Mandy Baker Johnson

Living without Shadows

Tag: suffering

Test

I love reading and hearing stories of people who’ve been through extraordinary experiences. Two of my ‘go to’ books when I’m feeling low are Corrie ten Boom’s The Hiding Place and Joni by Joni Eareckson Tada.

Corrie’s account of hiding Jews during WWII and consequently surviving Ravensbruck puts strength and heart in me, and reminds me of how to look at my own circumstances through an eternal lens. Joni’s story of learning how to live life abundantly again after a diving accident left her paralysed from the neck down also encourages me in the midst of difficulties.

Life for me over the past sixteen months has been testing and trying me to my limit (and beyond, it feels like sometimes). Struggling to come to terms with past events and mental illness, I am often overwhelmed, grieving and angry. Anger and grief beyond anything I’ve ever before experienced.

I have been reminded in the last few days that suffering is an expected part of life. We live in an imperfect world where people are selfish and do evil things. Suffering is the consequence. I don’t want my suffering to be for nothing. I am desperate for it to mean something, for there to be a purpose to it. To suffer for nothing leads me to despair.

Through testimonies like Corrie’s and Joni’s, I am reminded that with God suffering isn’t for nothing. My Father in heaven can somehow turn my past and present suffering to something good and beautiful. I am yet to see the fruit of this, but I am choosing to believe it will happen. This is God’s way: first comes suffering, then glory. Even Jesus had to suffer before the glory and reward.

Smith Wigglesworth puts it like this:

Great faith is the product of great fights.
Great testimonies are the outcome of great tests.
Great triumphs can only come out of great trials.

 

Undivided Heart

Undivided Heart by Lucy Mills is a thoughtful book based on a verse from Psalm 86 in which the psalmist prays: ‘… give me an undivided heart…’

In the first half of her book, Lucy explores what makes us who we are and what motivates our actions. She looks at the many different things that give us a divided heart: our drives and desires, issues, circumstances, boxes we squeeze ourselves into, social media, and labels we put on ourselves or allow others to give us. All of these things can limit us, create unnecessary burdens, and keep us from enjoying the abundant life God has planned for each one of us.

The second half of the book, Lucy considers what has motivated God’s people in the past (from the Bible) and looks ahead to our glorious future with God, and how abundant life is offered right now. Our incentive is to enjoy some of the benefits of knowing God now, not in a ‘health, wealth, prosperity’ way, but in going deeper in our relationship with God and seeing His kingdom come.

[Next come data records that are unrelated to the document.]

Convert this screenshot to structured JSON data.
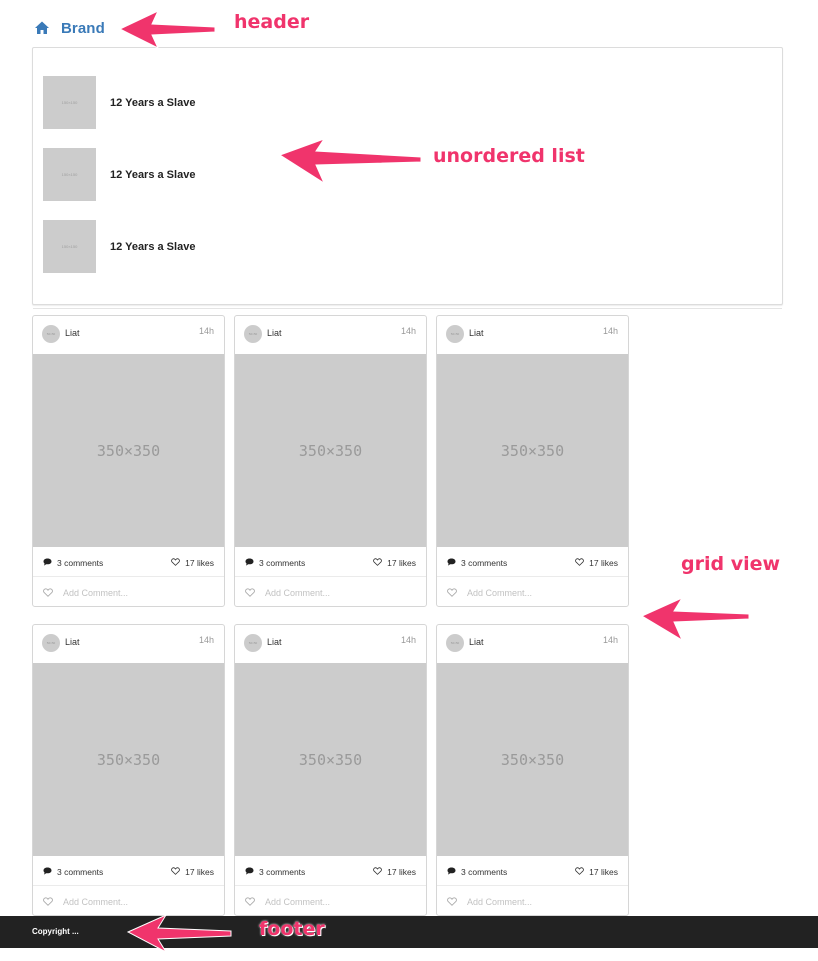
{
  "header": {
    "brand": "Brand",
    "icon": "home-icon",
    "color": "#3a7ab8"
  },
  "list": {
    "items": [
      {
        "thumb": "150×150",
        "title": "12 Years a Slave"
      },
      {
        "thumb": "150×150",
        "title": "12 Years a Slave"
      },
      {
        "thumb": "150×150",
        "title": "12 Years a Slave"
      }
    ]
  },
  "grid": {
    "cards": [
      {
        "user": "Liat",
        "avatar": "50×50",
        "time": "14h",
        "image": "350×350",
        "comments": "3 comments",
        "likes": "17 likes",
        "add_placeholder": "Add Comment..."
      },
      {
        "user": "Liat",
        "avatar": "50×50",
        "time": "14h",
        "image": "350×350",
        "comments": "3 comments",
        "likes": "17 likes",
        "add_placeholder": "Add Comment..."
      },
      {
        "user": "Liat",
        "avatar": "50×50",
        "time": "14h",
        "image": "350×350",
        "comments": "3 comments",
        "likes": "17 likes",
        "add_placeholder": "Add Comment..."
      },
      {
        "user": "Liat",
        "avatar": "50×50",
        "time": "14h",
        "image": "350×350",
        "comments": "3 comments",
        "likes": "17 likes",
        "add_placeholder": "Add Comment..."
      },
      {
        "user": "Liat",
        "avatar": "50×50",
        "time": "14h",
        "image": "350×350",
        "comments": "3 comments",
        "likes": "17 likes",
        "add_placeholder": "Add Comment..."
      },
      {
        "user": "Liat",
        "avatar": "50×50",
        "time": "14h",
        "image": "350×350",
        "comments": "3 comments",
        "likes": "17 likes",
        "add_placeholder": "Add Comment..."
      }
    ]
  },
  "footer": {
    "copyright": "Copyright ..."
  },
  "annotations": {
    "header": "header",
    "list": "unordered list",
    "grid": "grid view",
    "footer": "footer",
    "color": "#f0346c"
  }
}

If kingdom is about the royal reign of God… then the ‘requirements’ of living under this reign emphasise how we live together under the kingship of God. … being generous… acting with fairness and justice, forgiveness and mercy.

In the kingdom, treasures are found in unexpected places, the poor are considered rich and the weak are made strong.

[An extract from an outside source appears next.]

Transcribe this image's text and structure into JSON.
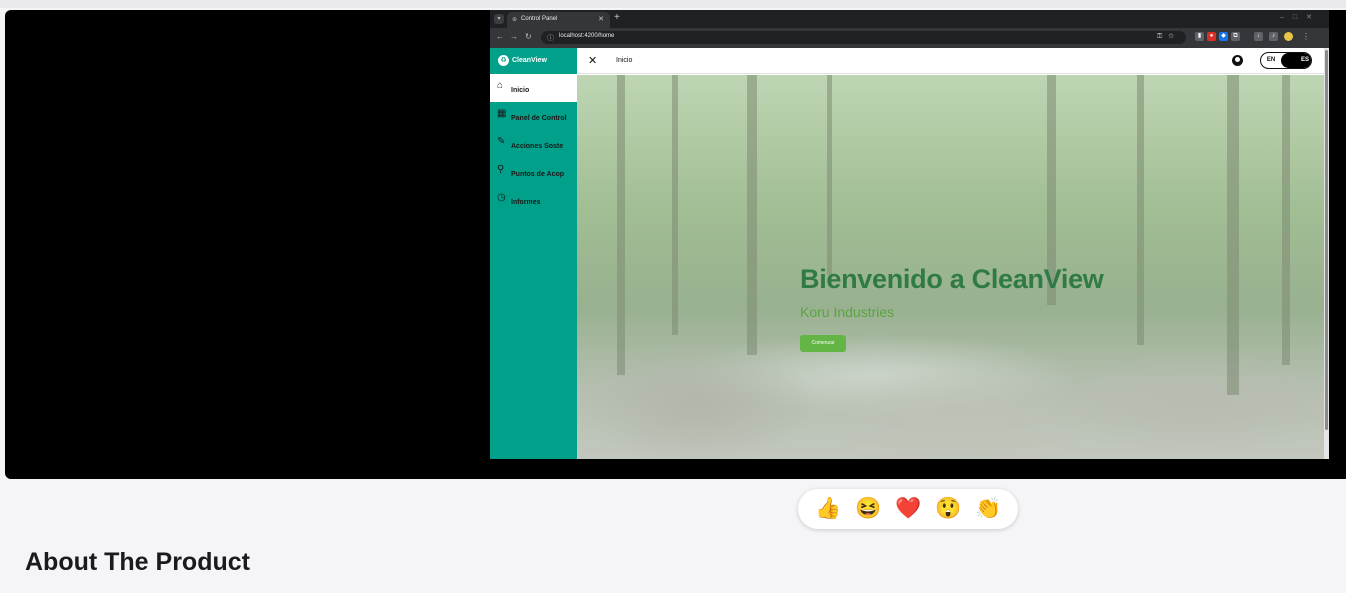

Somewhere, right now, two people with two different viewpoints are praying together in the name of Jesus, under the banner of love. Such is the kingdom.

Having an undivided heart results in God being so crucial to us that we are able to face suffering that has no answers here. Lucy looks at Job, and how God did not answer his ‘why?’ but gave him a vital encounter with Himself. God didn’t give Job answers, He gave Job Himself. Lucy also considers how Jesus – the Son of God – came to fully identify with us in our suffering. He became our sin so that we could have God’s righteousness. In our sufferings, God gives Himself.

In her final chapter, Lucy sums up what it means to ask God for a united or undivided heart.

An undivided heart is not soft, pink romantic snuggliness. It’s a fierce, focused, even suffering heart, which looks towards its one redeemer. A heart which longs and thirsts and waits.

Each of the twenty chapters is short. Included within most if not all of the chapters is a Bible verse or passage and a poem. Each chapter concludes with a few helpful questions to aid the reader in gaging where their own heart may be divided and how this can be changed.

I thought Lucy incredibly insightful in this book, which is uncomfortable at times and helpfully illuminating at others. I certainly had one or two light bulb moments in reading it.

I have given it 4* on Amazon. I was provided with a free copy for the purpose of writing an unbiased review for the book’s launch this week.